Posted at: 10/24/2013 6:20 PM
| Updated at: 10/24/2013 6:33 PM
By: Mark Mulholland
SARATOGA - The Head of the Fish regatta is now only slightly smaller than the famed Head of the Charles in Boston.
The local rowing event has grown dramatically over the years and now features more than two-thousand boats on Fish Creek.
"It's kind of a hidden but huge event for Saratoga," said Eric Catalano, executive director of Saratoga Rowing Association, one of the most successful associations of its kind in the country, sending one out of every 4 rowers to a major college program.

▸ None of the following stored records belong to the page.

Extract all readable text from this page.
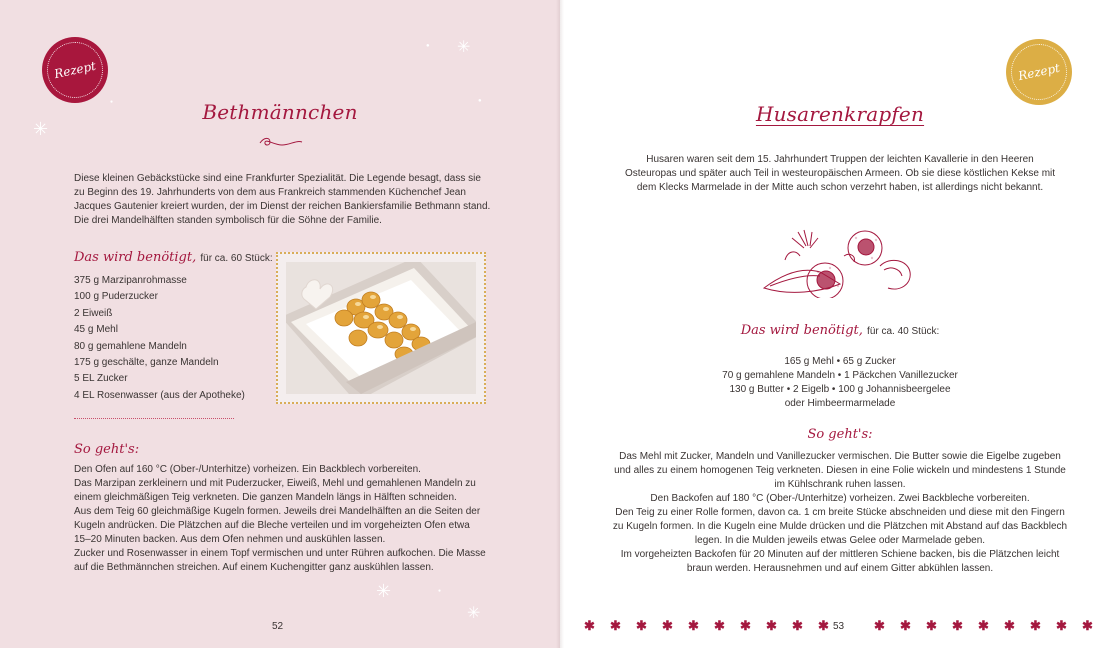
Rezept
✳
✳
●
●
✳
✳
●
●	Bethmännchen

Diese kleinen Gebäckstücke sind eine Frankfurter Spezialität. Die Legende besagt, dass sie zu Beginn des 19. Jahrhunderts von dem aus Frankreich stammenden Küchenchef Jean Jacques Gautenier kreiert wurden, der im Dienst der reichen Bankiersfamilie Bethmann stand. Die drei Mandelhälften standen symbolisch für die Söhne der Familie.

Das wird benötigt, für ca. 60 Stück:
375 g Marzipanrohmasse
100 g Puderzucker
2 Eiweiß
45 g Mehl
80 g gemahlene Mandeln
175 g geschälte, ganze Mandeln
5 EL Zucker
4 EL Rosenwasser (aus der Apotheke)
So geht's:
Den Ofen auf 160 °C (Ober-/Unterhitze) vorheizen. Ein Backblech vorbereiten.
Das Marzipan zerkleinern und mit Puderzucker, Eiweiß, Mehl und gemahlenen Mandeln zu einem gleichmäßigen Teig verkneten. Die ganzen Mandeln längs in Hälften schneiden.
Aus dem Teig 60 gleichmäßige Kugeln formen. Jeweils drei Mandelhälften an die Seiten der Kugeln andrücken. Die Plätzchen auf die Bleche verteilen und im vorgeheizten Ofen etwa 15–20 Minuten backen. Aus dem Ofen nehmen und auskühlen lassen.
Zucker und Rosenwasser in einem Topf vermischen und unter Rühren aufkochen. Die Masse auf die Bethmännchen streichen. Auf einem Kuchengitter ganz auskühlen lassen.
52
Rezept
Husarenkrapfen

Husaren waren seit dem 15. Jahrhundert Truppen der leichten Kavallerie in den Heeren Osteuropas und später auch Teil in westeuropäischen Armeen. Ob sie diese köstlichen Kekse mit dem Klecks Marmelade in der Mitte auch schon verzehrt haben, ist allerdings nicht bekannt.

Das wird benötigt, für ca. 40 Stück:
165 g Mehl • 65 g Zucker
70 g gemahlene Mandeln • 1 Päckchen Vanillezucker
130 g Butter • 2 Eigelb • 100 g Johannisbeergelee
oder Himbeermarmelade
So geht's:
Das Mehl mit Zucker, Mandeln und Vanillezucker vermischen. Die Butter sowie die Eigelbe zugeben und alles zu einem homogenen Teig verkneten. Diesen in eine Folie wickeln und mindestens 1 Stunde im Kühlschrank ruhen lassen.
Den Backofen auf 180 °C (Ober-/Unterhitze) vorheizen. Zwei Backbleche vorbereiten.
Den Teig zu einer Rolle formen, davon ca. 1 cm breite Stücke abschneiden und diese mit den Fingern zu Kugeln formen. In die Kugeln eine Mulde drücken und die Plätzchen mit Abstand auf das Backblech legen. In die Mulden jeweils etwas Gelee oder Marmelade geben.
Im vorgeheizten Backofen für 20 Minuten auf der mittleren Schiene backen, bis die Plätzchen leicht braun werden. Herausnehmen und auf einem Gitter abkühlen lassen.
✱ ✱ ✱ ✱ ✱ ✱ ✱ ✱ ✱ ✱	✱ ✱ ✱ ✱ ✱ ✱ ✱ ✱ ✱
53
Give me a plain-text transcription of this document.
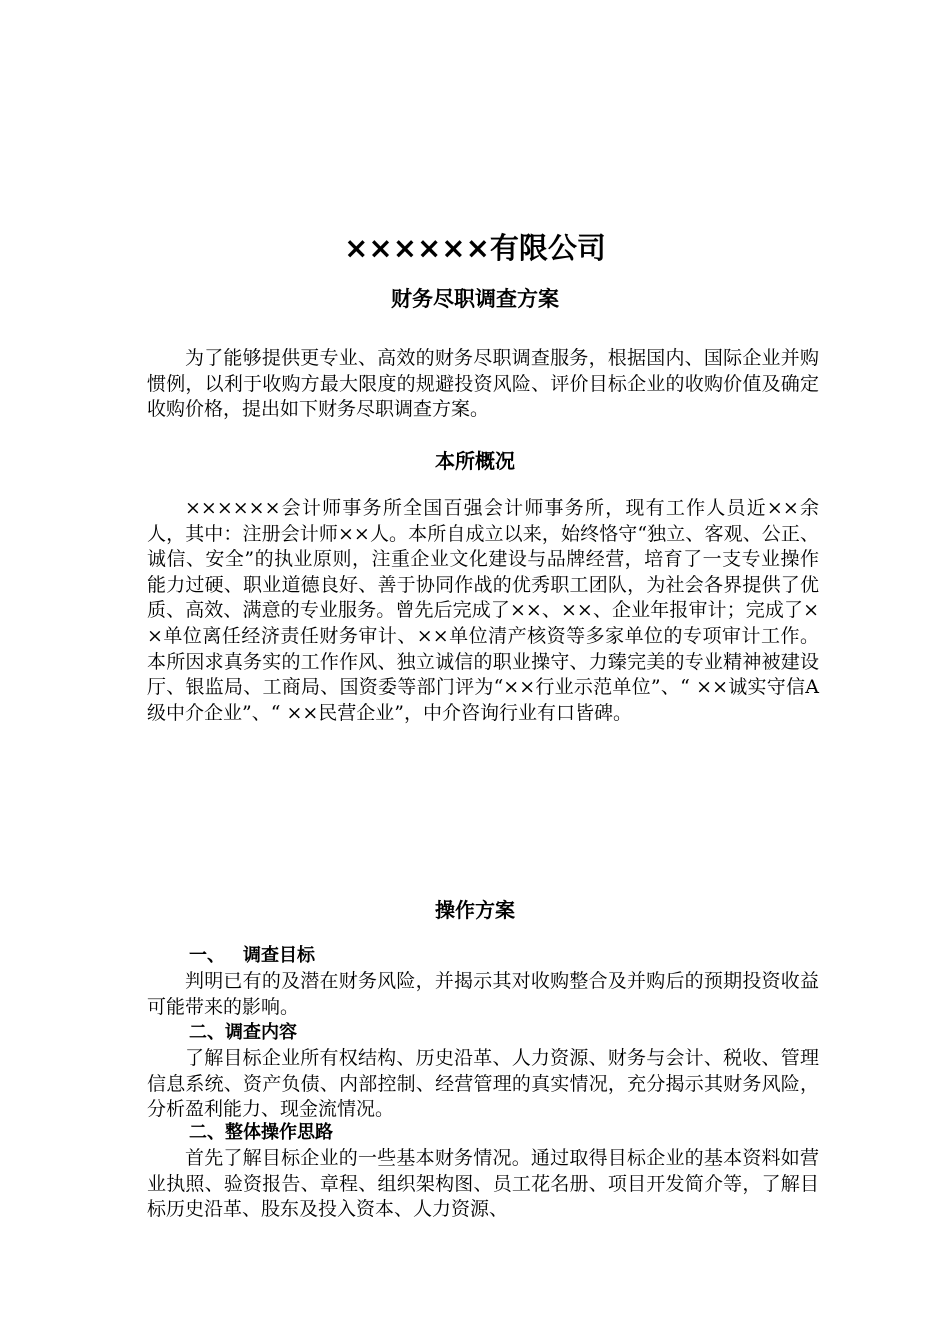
××××××有限公司
财务尽职调查方案

为了能够提供更专业、高效的财务尽职调查服务，根据国内、国际企业并购惯例，以利于收购方最大限度的规避投资风险、评价目标企业的收购价值及确定收购价格，提出如下财务尽职调查方案。

本所概况

××××××会计师事务所全国百强会计师事务所，现有工作人员近××余人，其中：注册会计师××人。本所自成立以来，始终恪守“独立、客观、公正、诚信、安全”的执业原则，注重企业文化建设与品牌经营，培育了一支专业操作能力过硬、职业道德良好、善于协同作战的优秀职工团队，为社会各界提供了优质、高效、满意的专业服务。曾先后完成了××、××、企业年报审计；完成了××单位离任经济责任财务审计、××单位清产核资等多家单位的专项审计工作。本所因求真务实的工作作风、独立诚信的职业操守、力臻完美的专业精神被建设厅、银监局、工商局、国资委等部门评为“××行业示范单位”、“ ××诚实守信A级中介企业”、“ ××民营企业”，中介咨询行业有口皆碑。

操作方案
一、 调查目标

判明已有的及潜在财务风险，并揭示其对收购整合及并购后的预期投资收益可能带来的影响。

二、调查内容

了解目标企业所有权结构、历史沿革、人力资源、财务与会计、税收、管理信息系统、资产负债、内部控制、经营管理的真实情况，充分揭示其财务风险，分析盈利能力、现金流情况。

二、整体操作思路

首先了解目标企业的一些基本财务情况。通过取得目标企业的基本资料如营业执照、验资报告、章程、组织架构图、员工花名册、项目开发简介等，了解目标历史沿革、股东及投入资本、人力资源、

Catalano says one of the things that's made the Head of the Fish so popular, is the use of real fish heads for trophies.
"I just do the eye balls, that's my job," said one of the half-dozen volunteers taking part in the trophy-making process Thursday afternoon. Over the course of several weeks, they take the fish heads from the freezer, cure them, remove the meat and then decorate them.
No two of the trophies are alike.
And there aren't many events like the Head of the Fish when it comes to bringing visitors to Saratoga.
"The Head of the Fish is fantastic for Saratoga. It's just a great time of year. We're kind of out of the season for the track into that fall time of year. It's a good room filler," said Dan Fortier, general manager of Longfellows Inn.
And the rooms will be filled. Rowers and their families will bring more than ten-thousand people to town. They'll spend more than two-million dollars while they're here.
"I'm already getting calls from rowing groups who want to bring in parties of 10, 15, 30," said Nancy Bambara, director of operations for DZ Restaurants which owns 3 Saratoga Springs eateries. "And if you walk downtown, you'll see them in their rowing gear. It's great for us to have this."
Organizers say the event is so successful because Fish Creek is a great place to hold a regatta and Saratoga is a great place to host 10-thousand people.
And the fish head trophies keep the rowers coming back.
Races begin at 8 o'clock Saturday and Sunday. Catalano says the best place to watch them is from the Route 9-P bridge over Saratoga Lake.
Chris Signor, a parent of three young rowers, recommends that people come out to watch."Unless you’ve been here and seen it, you really can't explain it. You can't put it to words."